The most important responsibility of the representative when it comes to the property of the ward is its safety. The guardian must ensure that everything that the person with limited legal capacity had in his possession remains with him. At the same time, it is extremely important that real estate assets are provided with:

  1. Maintaining the original cost.
  2. Extracting income from it, but only in the interests of the owner himself.

To perform these actions, the trustee does not have to attract his own funds. When it comes to the need to make payments for security actions, all expenses are made at the expense of the property of the ward.

Important!

Any actions that entail material costs or are associated with making decisions on existing values ​​must be agreed upon with the guardianship department. Authority employees assess the need for spending and give their official permission or, conversely, prohibit actions.

Order

The disposal of real estate in the broad sense of the word means a fairly wide range of actions. But when performing guardianship duties, we are talking about specific items that are allowed to be performed independently or with the consent of the employees of the guardianship department.

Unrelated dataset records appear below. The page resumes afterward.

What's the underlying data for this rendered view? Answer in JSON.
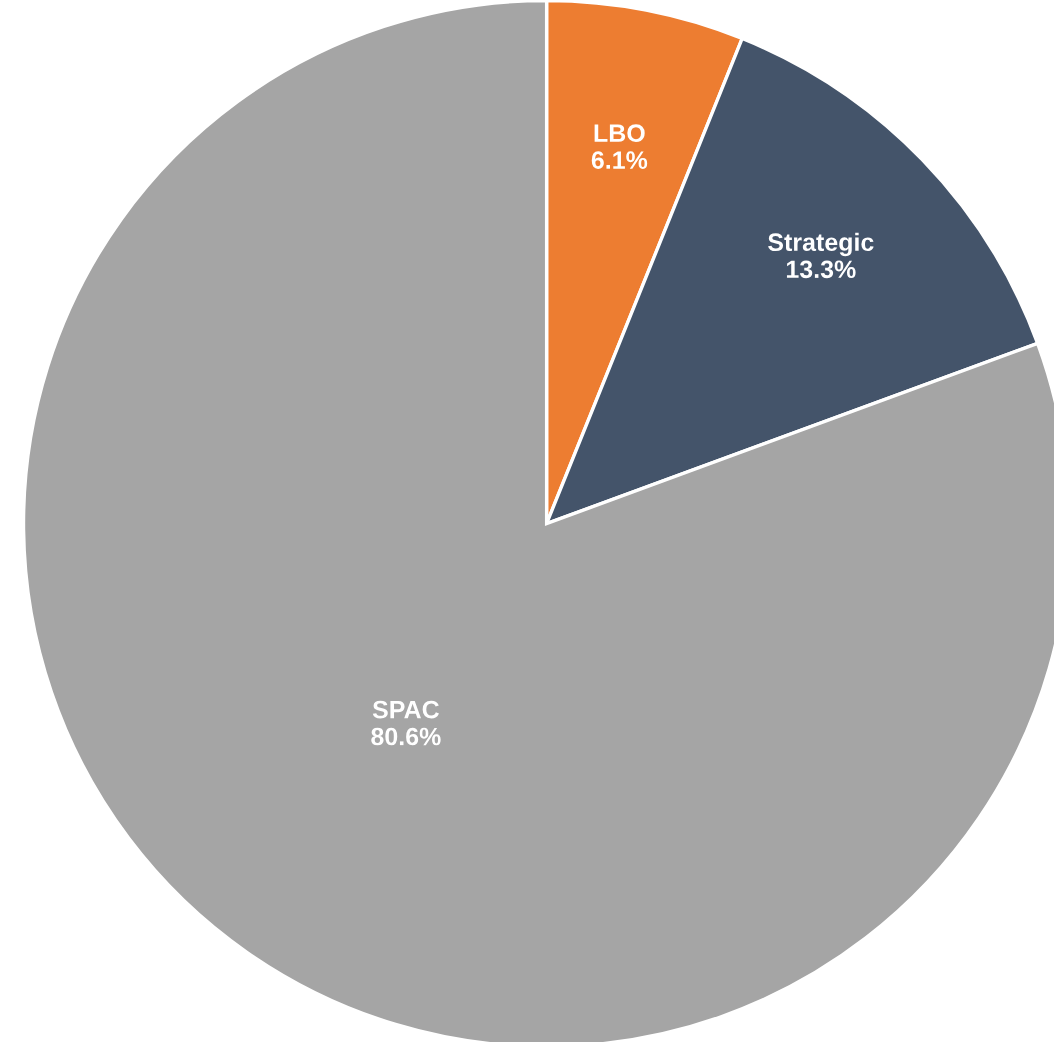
{
  "chart_data": {
    "type": "pie",
    "categories": [
      "LBO",
      "Strategic",
      "SPAC"
    ],
    "values": [
      6.1,
      13.3,
      80.6
    ],
    "colors": [
      "#ed7d31",
      "#44546a",
      "#a5a5a5"
    ],
    "value_labels": [
      "6.1%",
      "13.3%",
      "80.6%"
    ],
    "legend": false
  }
}
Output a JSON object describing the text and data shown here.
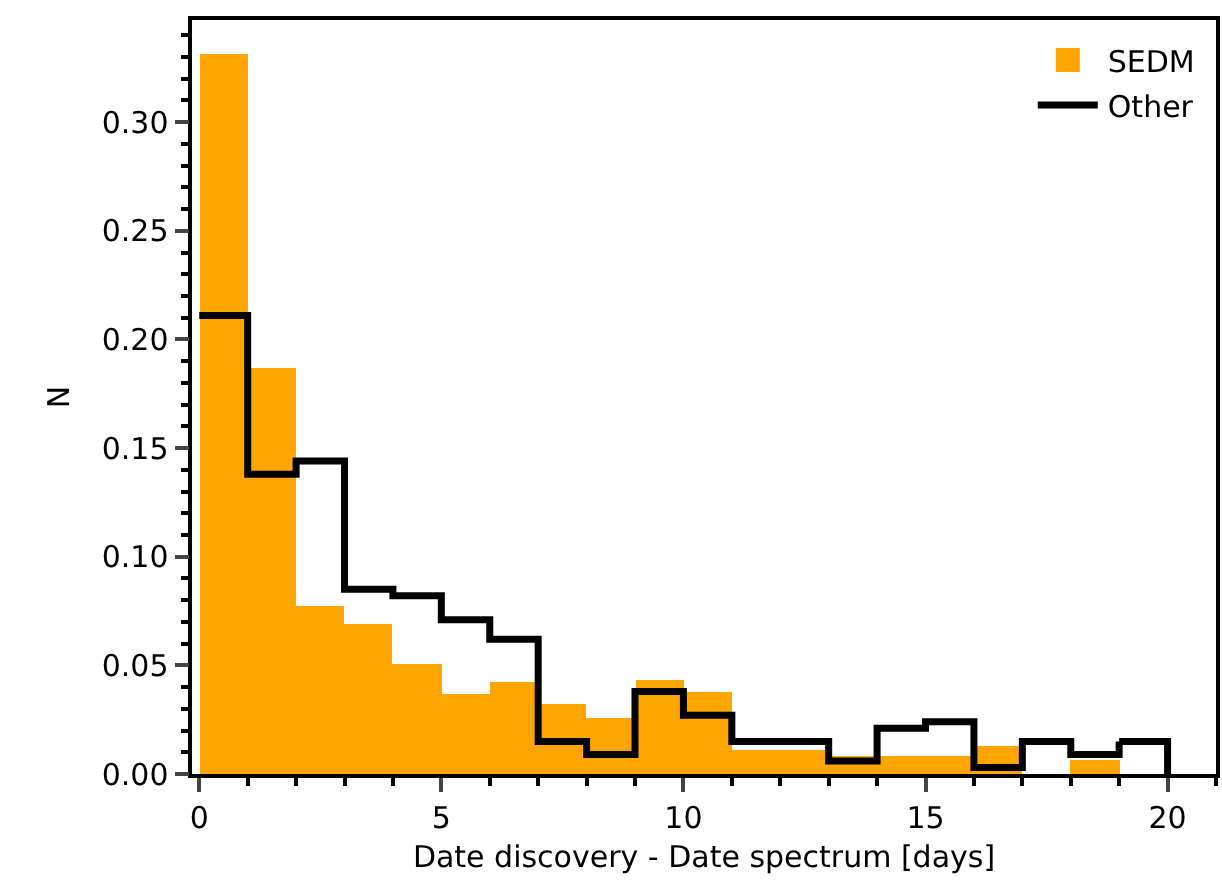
{
  "chart_data": {
    "type": "histogram",
    "xlabel": "Date discovery - Date spectrum [days]",
    "ylabel": "N",
    "bins": [
      0,
      1,
      2,
      3,
      4,
      5,
      6,
      7,
      8,
      9,
      10,
      11,
      12,
      13,
      14,
      15,
      16,
      17,
      18,
      19,
      20
    ],
    "series": [
      {
        "name": "SEDM",
        "color": "#ffa500",
        "values": [
          0.331,
          0.187,
          0.077,
          0.069,
          0.051,
          0.037,
          0.042,
          0.032,
          0.026,
          0.043,
          0.038,
          0.011,
          0.011,
          0.008,
          0.008,
          0.008,
          0.013,
          0,
          0.006,
          0
        ]
      },
      {
        "name": "Other",
        "type": "step",
        "color": "#000000",
        "x": [
          0,
          1,
          2,
          3,
          4,
          5,
          6,
          7,
          8,
          9,
          10,
          11,
          12,
          13,
          14,
          15,
          16,
          17,
          18,
          19
        ],
        "values": [
          0.211,
          0.138,
          0.144,
          0.085,
          0.082,
          0.071,
          0.062,
          0.015,
          0.009,
          0.038,
          0.027,
          0.015,
          0.015,
          0.006,
          0.021,
          0.024,
          0.003,
          0.015,
          0.009,
          0.015
        ]
      }
    ],
    "xlim": [
      -0.15,
      21
    ],
    "xticks": [
      0,
      5,
      10,
      15,
      20
    ],
    "ylim": [
      0,
      0.347
    ],
    "yticks": [
      {
        "value": 0,
        "label": "0.00"
      },
      {
        "value": 0.05,
        "label": "0.05"
      },
      {
        "value": 0.1,
        "label": "0.10"
      },
      {
        "value": 0.15,
        "label": "0.15"
      },
      {
        "value": 0.2,
        "label": "0.20"
      },
      {
        "value": 0.25,
        "label": "0.25"
      },
      {
        "value": 0.3,
        "label": "0.30"
      }
    ],
    "grid": false,
    "legend": "top right"
  }
}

Article 19 of Federal Law No. 48 stipulates that the powers of the trustee regarding the property of his ward must be enshrined in writing. He can act within the specified points. When guarding an incapacitated person, a guardian may dispose of his property as follows:

  1. Deposit money into bank accounts opened in the name of the ward.
  2. Pay utility bills for existing property on behalf of their owner.

The list of prohibitions on disposal is much longer. Thus, a representative cannot:

  1. Take out loans or loans in the name of your ward.
  2. Mortgage his property.
  3. Rent out housing for a long period of time without grounds and permission from the guardianship department.
  4. Sell ​​living space.

Additional information All prohibitions have their exceptions. Thus, a loan can be issued if it is taken out for the needs of the patient, and its repayment is ensured. Real estate can be mortgaged if a mortgage is issued in the name of an incapacitated person.